Title: Rechargeable Sodium All-Solid-State Battery
Publication Info: ACS Cent. Sci., 2017, 3 (1), pp 52–57; DOI: 10.1021/acscentsci.6b00321
Publication Date : January 3, 2017
Electricity generated by photovoltaic solar panels has reached the pivotal point where it is now less expensive than generation by combustion of fossil fuels when the sun is shining. Unfortunately “when the sun is shining” is a significant caveat because it implies that to further reduce use of fossil fuels for electricity generation, harnessed solar energy must be stored for use during times when incident sunlight is not sufficient.
Batteries can potentially meet this demand. Thus lots and lots of inexpensive, safe, and efficient batteries are required, but current battery architectures all exhibit deficiencies in at least one of these aspects. One property that scientists are particularly interested in is the enhancement of specific energy, i.e. the energy storage capacity per unit mass of battery.
A popular approach for attaining a significant increase in specific energy is through the employment of alkali metal electrodes – e.g. solid, metallic lithium or sodium. The use of alkali metal electrodes represents a new paradigm in rechargeable battery chemistry relative to the ubiquitous alkali metal-ion batteries (e.g. lithium ion) currently employed in most of our mobile phones and electronics. In short, Li-ion batteries do not contain any solid metallic lithium; they function by transport and intercalation of lithium ions into electrodes composed of carbon or silicon – see the Wikipedia page for further explanation.
There is significant desire to employ Li(s) or Na(s) alkali metal electrodes in batteries because of the 10x potential increase in specific energy over current Li-ion solutions. Thus far alkali metal electrode-based rechargeable batteries have not proliferated due to premature (i.e. too few charge-discharge cycles) and catastrophic (literally explosive)
failures. As illustrated to the right, such failures are predominantly due to internal short-circuits caused by dendrites formed at the alkali metal electrodes during charging cycles.
Dendrites form in response to a spatially uneven flux of alkali metal ions reaching the surface of the electrode at which the ions are reduced to solid metal (e.g. Li+ + 1e- ↔ Li(s)). To date, essentially all rechargeable alkali metal-based batteries have exhibited such detrimental dendrite formation because of non-uniform ion diffusion occurring in the solid-state electrolytes and poor wetting at the electrode-electrolyte interface. While non-uniform ion diffusion is notorious in solid-state electrolytes, they are currently the only option that exhibits sufficient ion selectivity, mobility, and stability under the high voltages characteristic of such batteries.

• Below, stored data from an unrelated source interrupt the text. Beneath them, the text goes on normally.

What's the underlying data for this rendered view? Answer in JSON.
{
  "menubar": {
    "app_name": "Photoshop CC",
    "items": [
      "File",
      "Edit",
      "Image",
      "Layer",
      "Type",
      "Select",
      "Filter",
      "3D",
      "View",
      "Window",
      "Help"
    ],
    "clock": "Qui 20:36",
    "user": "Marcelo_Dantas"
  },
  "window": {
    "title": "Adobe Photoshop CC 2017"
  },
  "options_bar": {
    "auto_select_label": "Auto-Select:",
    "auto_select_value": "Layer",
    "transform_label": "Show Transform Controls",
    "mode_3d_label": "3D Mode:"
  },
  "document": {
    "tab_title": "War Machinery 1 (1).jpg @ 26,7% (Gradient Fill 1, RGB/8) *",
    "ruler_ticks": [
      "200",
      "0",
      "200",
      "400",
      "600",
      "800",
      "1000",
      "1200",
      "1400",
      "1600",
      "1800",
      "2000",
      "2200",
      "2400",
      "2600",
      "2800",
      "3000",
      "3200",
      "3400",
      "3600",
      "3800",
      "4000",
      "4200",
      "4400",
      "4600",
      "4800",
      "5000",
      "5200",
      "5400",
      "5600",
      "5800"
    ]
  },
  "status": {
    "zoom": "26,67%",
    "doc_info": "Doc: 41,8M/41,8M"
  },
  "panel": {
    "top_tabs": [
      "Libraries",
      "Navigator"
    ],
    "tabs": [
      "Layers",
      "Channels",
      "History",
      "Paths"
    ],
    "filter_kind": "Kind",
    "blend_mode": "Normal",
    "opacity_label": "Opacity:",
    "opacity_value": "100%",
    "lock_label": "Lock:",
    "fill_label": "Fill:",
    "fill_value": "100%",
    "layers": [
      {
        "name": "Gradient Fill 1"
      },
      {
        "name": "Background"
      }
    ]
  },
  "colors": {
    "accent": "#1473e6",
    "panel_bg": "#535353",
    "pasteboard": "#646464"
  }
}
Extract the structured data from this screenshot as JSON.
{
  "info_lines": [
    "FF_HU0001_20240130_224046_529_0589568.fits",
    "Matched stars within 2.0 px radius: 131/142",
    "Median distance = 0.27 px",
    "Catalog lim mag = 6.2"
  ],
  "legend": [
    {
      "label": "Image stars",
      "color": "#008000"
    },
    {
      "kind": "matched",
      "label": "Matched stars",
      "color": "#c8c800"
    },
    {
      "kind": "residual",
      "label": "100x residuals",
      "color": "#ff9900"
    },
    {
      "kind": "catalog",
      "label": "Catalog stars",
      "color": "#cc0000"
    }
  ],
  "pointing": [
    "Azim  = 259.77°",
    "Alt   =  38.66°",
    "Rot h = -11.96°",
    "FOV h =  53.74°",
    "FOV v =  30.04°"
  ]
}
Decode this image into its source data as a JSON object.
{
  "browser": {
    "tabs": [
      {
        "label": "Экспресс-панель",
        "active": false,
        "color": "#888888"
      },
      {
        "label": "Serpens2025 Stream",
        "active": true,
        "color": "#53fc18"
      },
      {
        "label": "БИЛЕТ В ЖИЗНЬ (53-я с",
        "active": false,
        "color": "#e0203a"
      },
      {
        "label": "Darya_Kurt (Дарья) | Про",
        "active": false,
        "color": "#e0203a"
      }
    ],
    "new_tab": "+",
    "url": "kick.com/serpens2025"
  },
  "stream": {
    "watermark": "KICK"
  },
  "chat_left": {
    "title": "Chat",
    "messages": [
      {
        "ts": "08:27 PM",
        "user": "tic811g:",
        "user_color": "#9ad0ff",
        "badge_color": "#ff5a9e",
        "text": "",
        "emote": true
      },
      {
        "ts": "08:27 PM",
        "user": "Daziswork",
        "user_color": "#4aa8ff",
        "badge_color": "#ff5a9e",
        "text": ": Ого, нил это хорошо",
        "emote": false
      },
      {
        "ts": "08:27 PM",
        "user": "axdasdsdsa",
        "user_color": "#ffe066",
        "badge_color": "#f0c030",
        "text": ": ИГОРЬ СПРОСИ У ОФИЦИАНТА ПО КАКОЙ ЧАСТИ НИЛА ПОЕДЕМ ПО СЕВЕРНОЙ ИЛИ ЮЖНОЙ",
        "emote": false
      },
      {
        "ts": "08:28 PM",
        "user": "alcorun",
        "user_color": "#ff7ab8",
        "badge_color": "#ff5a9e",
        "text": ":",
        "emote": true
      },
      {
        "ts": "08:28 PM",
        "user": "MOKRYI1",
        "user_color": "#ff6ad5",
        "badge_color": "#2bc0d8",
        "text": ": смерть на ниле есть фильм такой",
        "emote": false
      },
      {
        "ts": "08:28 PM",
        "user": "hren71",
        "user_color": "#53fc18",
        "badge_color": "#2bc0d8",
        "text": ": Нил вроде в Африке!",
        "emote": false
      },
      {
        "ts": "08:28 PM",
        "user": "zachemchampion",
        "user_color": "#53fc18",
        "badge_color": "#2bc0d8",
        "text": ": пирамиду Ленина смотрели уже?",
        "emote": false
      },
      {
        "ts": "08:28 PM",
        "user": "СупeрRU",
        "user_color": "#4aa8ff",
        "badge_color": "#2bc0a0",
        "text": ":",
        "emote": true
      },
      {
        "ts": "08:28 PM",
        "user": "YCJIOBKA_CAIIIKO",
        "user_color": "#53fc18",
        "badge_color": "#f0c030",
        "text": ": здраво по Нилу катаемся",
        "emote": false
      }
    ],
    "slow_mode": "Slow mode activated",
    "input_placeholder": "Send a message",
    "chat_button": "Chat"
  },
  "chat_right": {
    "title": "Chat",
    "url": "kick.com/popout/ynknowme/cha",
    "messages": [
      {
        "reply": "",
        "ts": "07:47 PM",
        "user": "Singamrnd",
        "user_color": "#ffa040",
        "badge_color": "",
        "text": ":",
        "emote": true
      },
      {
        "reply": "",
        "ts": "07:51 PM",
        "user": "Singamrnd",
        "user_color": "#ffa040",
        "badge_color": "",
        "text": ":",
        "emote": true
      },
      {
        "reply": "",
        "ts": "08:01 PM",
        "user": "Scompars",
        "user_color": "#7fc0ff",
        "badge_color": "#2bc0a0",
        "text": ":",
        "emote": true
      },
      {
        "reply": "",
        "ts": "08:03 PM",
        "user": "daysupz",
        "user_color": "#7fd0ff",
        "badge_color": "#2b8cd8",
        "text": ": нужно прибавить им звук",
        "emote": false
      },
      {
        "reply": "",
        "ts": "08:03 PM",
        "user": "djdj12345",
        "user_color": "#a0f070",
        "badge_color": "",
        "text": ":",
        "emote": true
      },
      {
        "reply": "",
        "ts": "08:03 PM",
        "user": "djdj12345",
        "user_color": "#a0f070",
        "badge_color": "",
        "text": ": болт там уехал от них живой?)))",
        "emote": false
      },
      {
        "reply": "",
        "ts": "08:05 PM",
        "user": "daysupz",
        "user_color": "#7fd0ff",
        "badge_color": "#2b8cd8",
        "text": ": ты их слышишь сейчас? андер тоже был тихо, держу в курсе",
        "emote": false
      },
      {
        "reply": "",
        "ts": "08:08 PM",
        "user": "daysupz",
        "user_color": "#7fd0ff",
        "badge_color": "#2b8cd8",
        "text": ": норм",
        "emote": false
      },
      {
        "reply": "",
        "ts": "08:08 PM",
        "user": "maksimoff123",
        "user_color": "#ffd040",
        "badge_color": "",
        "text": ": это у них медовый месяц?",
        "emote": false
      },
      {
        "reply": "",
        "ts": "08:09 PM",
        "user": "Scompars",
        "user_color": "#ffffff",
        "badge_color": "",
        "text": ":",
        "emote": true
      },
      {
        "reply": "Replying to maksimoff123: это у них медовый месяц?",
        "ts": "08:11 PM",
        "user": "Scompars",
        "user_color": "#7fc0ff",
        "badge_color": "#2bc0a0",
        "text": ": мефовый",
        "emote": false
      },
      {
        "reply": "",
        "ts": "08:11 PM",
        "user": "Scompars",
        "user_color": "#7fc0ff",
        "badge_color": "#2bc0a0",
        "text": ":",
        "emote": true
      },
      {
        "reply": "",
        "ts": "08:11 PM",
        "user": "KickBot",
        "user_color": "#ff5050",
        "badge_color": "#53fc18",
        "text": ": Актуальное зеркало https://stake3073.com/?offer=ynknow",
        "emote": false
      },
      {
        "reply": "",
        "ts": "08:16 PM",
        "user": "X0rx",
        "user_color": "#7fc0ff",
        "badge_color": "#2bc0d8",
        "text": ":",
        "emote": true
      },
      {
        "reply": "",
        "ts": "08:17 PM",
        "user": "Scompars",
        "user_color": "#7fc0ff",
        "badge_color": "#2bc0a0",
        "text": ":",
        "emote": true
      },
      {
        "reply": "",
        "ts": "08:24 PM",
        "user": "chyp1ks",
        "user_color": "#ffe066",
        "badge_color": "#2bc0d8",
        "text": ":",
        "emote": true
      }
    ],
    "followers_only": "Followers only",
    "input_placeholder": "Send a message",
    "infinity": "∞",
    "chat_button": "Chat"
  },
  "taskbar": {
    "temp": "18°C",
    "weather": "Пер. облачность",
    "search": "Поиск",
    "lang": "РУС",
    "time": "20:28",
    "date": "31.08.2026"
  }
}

With the goal of mitigating dendrite formation, this research essentially proposes the addition of a band-aid layer inside the battery that can correct for the non-uniform flux of ions reaching the electrode surface. While significant improvements in homogenizing diffusion characteristics of solid-state electrolytes and improving the wetting at the electrode-electrolyte interface has occurred, in this work the researches essentially accepts these short-comings and implement an additional sub-nanometer interlayer (band-aid) between the electrode and electrolyte. As illustrated
here, the intended functionality of the interlayer is for it to provide a region of relatively high lateral (relative to the electrode surface) ion diffusion in order to even out the spatial flux of ions reaching the electrode. Thus although there is a non-uniform flux of ions at the electrolyte-interlayer interface, the interlayer functions as a medium where this concentration can be evened out by the time it reaches the electrode surface and thus mitigating formation of detrimental Na(s) dendrites.
This report is significant in that it demonstrates through the addition of a sub-nanometer layer of material (specifically poly(2-methoxyethyl acyrlate) in this work) an entire genre of high specific energy battery materials (to-date considered predominantly impractical) are now potentially feasible.